As music has never felt more global, Tems’ rise is also a positive thing for Nigerian representation in music. “People are seeing Africa and West Africa for what it really is... it’s a gem,” she insists. “There’s so much talent, there’s too much. With the internet now it’s so easy to get your music across the world. It’s inevitable that Nigerian and West African music will continue to grow.”

Vogue recently cited Tems as one of the musicians transforming conservative culture in Nigeria, a weighty tag. When I ask her about this, she is resolutely humble. “I think music helps people release but people have been using music to escape since before I was born. I’m just one of the people that helps people cope with life.”

Sometimes when you interview a musician, a dichotomy can often be observed between their speaking and singing style – perhaps a soft-spoken shyness in conversation from an otherwise abrasive performer. But there is no such distinction with Tems. She’s as serious and sincere in conversation as she is in her songs; she’s pensive but forthcoming with her answers, self-assured in her delivery. It’s why a sense of destiny seems to exist around Tems: the artist who knew she belonged in music and not in the office, the woman who saw herself rising higher in the world.

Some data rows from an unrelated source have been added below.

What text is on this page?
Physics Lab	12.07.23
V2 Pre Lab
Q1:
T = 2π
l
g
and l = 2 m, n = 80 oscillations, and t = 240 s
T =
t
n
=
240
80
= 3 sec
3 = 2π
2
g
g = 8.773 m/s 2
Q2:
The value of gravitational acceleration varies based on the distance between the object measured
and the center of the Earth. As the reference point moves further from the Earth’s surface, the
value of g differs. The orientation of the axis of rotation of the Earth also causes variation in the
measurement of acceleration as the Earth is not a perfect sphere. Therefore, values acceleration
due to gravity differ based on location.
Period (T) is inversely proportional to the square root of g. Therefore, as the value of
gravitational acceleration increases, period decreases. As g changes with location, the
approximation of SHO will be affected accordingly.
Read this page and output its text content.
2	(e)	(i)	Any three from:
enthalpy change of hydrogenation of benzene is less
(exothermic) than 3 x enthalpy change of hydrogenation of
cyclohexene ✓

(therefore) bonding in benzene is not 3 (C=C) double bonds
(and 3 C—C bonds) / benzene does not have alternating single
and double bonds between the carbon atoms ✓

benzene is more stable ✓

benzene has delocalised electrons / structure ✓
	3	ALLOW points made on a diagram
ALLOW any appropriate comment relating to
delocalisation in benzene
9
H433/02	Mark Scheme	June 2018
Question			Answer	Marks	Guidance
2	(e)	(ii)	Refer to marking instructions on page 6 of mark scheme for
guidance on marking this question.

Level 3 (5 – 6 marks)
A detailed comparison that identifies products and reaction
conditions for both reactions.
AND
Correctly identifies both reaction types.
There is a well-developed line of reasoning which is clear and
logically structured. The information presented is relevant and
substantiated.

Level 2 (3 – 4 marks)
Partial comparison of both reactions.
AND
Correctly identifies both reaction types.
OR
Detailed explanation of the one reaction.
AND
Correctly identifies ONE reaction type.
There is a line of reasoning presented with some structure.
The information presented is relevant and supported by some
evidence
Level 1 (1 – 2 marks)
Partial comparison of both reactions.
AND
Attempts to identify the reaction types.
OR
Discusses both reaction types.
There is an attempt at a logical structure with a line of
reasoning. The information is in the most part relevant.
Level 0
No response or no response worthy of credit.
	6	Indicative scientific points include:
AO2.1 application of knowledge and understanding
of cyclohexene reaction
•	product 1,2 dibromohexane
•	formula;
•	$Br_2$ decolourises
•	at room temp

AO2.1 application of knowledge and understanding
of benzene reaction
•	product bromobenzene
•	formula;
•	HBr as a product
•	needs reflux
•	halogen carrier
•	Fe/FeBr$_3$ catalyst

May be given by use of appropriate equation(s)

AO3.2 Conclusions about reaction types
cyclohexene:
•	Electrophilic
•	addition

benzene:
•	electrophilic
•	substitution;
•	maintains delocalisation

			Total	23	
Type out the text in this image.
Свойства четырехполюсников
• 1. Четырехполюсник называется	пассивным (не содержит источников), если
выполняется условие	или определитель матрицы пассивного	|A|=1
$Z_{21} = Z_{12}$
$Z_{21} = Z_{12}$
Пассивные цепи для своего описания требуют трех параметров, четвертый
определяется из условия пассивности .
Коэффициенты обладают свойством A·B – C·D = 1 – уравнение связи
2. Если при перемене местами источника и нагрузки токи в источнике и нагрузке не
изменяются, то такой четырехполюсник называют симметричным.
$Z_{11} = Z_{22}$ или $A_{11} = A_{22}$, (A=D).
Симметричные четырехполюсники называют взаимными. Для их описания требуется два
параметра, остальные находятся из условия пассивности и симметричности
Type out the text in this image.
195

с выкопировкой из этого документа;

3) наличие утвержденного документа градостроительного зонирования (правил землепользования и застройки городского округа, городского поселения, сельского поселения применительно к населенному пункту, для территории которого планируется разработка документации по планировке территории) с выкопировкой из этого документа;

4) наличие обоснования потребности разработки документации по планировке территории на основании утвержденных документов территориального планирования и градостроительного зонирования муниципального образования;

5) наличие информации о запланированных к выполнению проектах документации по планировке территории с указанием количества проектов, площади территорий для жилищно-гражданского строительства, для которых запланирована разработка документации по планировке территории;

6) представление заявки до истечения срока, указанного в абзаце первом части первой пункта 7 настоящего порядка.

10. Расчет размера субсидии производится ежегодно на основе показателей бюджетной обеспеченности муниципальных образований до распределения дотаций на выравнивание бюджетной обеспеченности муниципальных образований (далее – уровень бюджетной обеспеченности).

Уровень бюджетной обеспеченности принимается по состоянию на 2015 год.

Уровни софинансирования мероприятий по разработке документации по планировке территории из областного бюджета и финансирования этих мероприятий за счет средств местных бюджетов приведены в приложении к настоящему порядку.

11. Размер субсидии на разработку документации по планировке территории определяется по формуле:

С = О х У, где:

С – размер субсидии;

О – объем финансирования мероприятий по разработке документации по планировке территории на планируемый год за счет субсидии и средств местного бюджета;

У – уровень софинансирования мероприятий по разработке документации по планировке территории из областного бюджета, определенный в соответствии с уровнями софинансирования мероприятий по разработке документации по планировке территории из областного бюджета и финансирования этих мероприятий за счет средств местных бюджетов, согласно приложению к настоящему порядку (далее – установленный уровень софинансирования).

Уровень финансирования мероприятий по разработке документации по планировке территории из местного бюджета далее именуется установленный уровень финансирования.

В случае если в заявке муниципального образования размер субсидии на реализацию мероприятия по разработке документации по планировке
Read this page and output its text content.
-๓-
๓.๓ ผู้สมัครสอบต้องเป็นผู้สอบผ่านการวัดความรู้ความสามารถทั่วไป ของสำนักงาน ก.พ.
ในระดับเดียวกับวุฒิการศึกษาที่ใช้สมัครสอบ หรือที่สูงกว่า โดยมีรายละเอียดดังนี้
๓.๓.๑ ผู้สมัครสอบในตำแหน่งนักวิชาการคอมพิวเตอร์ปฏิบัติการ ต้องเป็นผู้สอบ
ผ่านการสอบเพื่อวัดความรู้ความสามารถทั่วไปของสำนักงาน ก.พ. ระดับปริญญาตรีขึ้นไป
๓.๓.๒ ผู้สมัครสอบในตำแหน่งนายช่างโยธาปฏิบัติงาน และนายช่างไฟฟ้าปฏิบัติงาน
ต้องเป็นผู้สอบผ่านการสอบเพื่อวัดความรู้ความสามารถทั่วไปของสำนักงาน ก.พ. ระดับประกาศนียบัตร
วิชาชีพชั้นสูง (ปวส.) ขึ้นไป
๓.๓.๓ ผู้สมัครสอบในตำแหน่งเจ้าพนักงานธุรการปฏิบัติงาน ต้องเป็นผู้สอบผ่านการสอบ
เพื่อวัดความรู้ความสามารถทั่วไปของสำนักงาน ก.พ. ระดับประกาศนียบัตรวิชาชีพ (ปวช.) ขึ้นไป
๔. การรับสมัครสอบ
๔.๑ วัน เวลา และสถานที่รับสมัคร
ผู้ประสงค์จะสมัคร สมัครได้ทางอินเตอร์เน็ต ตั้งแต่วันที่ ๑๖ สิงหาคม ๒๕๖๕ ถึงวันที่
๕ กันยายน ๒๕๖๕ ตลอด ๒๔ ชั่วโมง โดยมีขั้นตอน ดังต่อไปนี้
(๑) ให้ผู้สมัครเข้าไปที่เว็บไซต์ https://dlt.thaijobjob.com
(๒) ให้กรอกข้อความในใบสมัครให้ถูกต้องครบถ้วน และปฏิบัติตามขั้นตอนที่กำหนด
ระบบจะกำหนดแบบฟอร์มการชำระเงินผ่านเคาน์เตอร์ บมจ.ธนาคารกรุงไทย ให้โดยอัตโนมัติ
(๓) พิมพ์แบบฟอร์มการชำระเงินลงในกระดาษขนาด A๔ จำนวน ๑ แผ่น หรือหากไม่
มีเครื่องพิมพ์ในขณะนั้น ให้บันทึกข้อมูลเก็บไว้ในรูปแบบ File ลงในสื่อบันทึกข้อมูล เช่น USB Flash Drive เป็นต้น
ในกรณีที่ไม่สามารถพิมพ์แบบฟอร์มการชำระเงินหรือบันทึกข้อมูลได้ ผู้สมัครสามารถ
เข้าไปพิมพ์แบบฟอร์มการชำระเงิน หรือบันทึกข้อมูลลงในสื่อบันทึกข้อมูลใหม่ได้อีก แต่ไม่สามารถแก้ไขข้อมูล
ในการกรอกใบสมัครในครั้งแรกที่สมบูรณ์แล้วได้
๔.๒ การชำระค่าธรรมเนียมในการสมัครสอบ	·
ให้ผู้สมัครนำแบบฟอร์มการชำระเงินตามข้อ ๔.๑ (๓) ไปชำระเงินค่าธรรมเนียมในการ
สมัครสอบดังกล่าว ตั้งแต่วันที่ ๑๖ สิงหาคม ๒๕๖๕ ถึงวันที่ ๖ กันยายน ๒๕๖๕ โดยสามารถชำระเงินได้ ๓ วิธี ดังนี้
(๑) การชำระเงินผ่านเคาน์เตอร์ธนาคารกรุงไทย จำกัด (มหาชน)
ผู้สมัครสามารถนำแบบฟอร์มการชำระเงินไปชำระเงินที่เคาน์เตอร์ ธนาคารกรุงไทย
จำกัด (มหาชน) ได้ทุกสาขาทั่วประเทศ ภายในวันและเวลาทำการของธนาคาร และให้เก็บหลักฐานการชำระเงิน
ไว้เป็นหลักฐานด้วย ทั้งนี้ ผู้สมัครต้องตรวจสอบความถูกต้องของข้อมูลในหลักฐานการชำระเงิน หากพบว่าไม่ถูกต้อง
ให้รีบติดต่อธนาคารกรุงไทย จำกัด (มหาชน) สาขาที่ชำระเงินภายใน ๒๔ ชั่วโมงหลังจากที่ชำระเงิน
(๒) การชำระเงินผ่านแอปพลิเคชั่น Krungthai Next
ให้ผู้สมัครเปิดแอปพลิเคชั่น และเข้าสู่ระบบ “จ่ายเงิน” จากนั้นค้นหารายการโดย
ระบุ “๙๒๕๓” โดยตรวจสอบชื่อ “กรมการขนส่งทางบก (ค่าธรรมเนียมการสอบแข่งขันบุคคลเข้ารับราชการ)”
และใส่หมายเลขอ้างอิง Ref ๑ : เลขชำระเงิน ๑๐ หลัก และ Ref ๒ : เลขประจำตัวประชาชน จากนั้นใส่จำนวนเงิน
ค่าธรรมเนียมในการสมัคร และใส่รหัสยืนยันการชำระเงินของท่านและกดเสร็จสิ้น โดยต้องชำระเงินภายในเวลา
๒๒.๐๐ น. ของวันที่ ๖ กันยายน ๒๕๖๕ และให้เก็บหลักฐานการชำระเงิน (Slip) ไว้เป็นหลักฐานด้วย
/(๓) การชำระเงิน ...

Her profound self-belief never feels self-serving though. When Tems describes the real meaning of her music, it’s filtered through her connection with her listeners. “I believe that me singing is a gift from God and I felt at the time that I was meant to use my gift to reach someone, even if it was one person or ten,” she says. “I just wanted to share my story and my life with someone going through the same things I was going through.”

Tems' EP, For Broken Ears, is out now.